The pre-eclampsia risk rose from 5.2 percent to 7.0 percent among women who had treatment for infertility. Among those who had three or more miscarriages, the pre-eclampsia risk increased to 8.5 percent – though it appeared that having only one or two miscarriages didn’t raise the risk of hypertension during pregnancy. And among women who experienced both multiple miscarriages and infertility treatment, the pre-eclampsia rate rose to 13.1 percent.

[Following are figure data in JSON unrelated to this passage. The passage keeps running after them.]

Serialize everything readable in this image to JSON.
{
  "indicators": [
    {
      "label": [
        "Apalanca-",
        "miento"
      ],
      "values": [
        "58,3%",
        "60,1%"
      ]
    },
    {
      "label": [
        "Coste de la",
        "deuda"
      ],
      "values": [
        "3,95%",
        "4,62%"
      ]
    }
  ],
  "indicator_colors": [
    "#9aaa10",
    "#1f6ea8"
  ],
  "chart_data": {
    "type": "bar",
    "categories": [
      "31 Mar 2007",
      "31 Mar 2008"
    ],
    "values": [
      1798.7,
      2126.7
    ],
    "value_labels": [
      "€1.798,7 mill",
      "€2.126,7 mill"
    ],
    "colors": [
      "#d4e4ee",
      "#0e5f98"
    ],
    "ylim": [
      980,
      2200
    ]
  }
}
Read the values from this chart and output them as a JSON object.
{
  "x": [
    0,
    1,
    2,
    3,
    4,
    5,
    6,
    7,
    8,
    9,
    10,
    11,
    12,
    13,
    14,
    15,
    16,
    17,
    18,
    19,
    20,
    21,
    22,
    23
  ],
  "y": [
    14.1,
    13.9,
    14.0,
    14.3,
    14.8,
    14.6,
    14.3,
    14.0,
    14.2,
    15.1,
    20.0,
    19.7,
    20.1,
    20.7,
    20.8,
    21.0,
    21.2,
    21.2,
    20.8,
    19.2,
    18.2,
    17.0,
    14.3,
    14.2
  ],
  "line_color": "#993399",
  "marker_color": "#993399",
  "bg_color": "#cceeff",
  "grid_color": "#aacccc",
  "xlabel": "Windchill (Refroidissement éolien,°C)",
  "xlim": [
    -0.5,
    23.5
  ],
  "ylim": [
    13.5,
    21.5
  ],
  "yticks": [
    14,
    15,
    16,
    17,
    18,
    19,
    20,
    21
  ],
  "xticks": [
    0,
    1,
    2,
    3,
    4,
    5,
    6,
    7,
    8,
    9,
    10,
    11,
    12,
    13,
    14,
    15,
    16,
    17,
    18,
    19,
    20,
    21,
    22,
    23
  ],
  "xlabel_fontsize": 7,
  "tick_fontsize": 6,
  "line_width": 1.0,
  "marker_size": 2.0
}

Pre-eclampsia results from a malfunctioning placenta, though why the placenta malfunctions is unknown. In later pregnancy, the placenta has difficulty in fulfilling its role in conveying oxygen and nutrients from the mother’s blood to the fetus’. When this happens, the mother’s circulatory system starts to work harder to get blood to the placenta, raising her blood pressure and causing pre-eclampsia. If the condition is untreated, it can progress to eclampsia, which can endanger the life of both mother and fetus. The only effective treatment is delivery of the baby and placenta.
For unknown reasons, having previous normal pregnancies sharply lowers the risk of pre-eclampsia – about 50 percent, in fact. But this protective effect disappears among women with repeated miscarriages. Therefore, the study suggests that common causal factors linked to the placenta’s development and function may be present in infertility, repeated miscarriages and pre-eclampsia.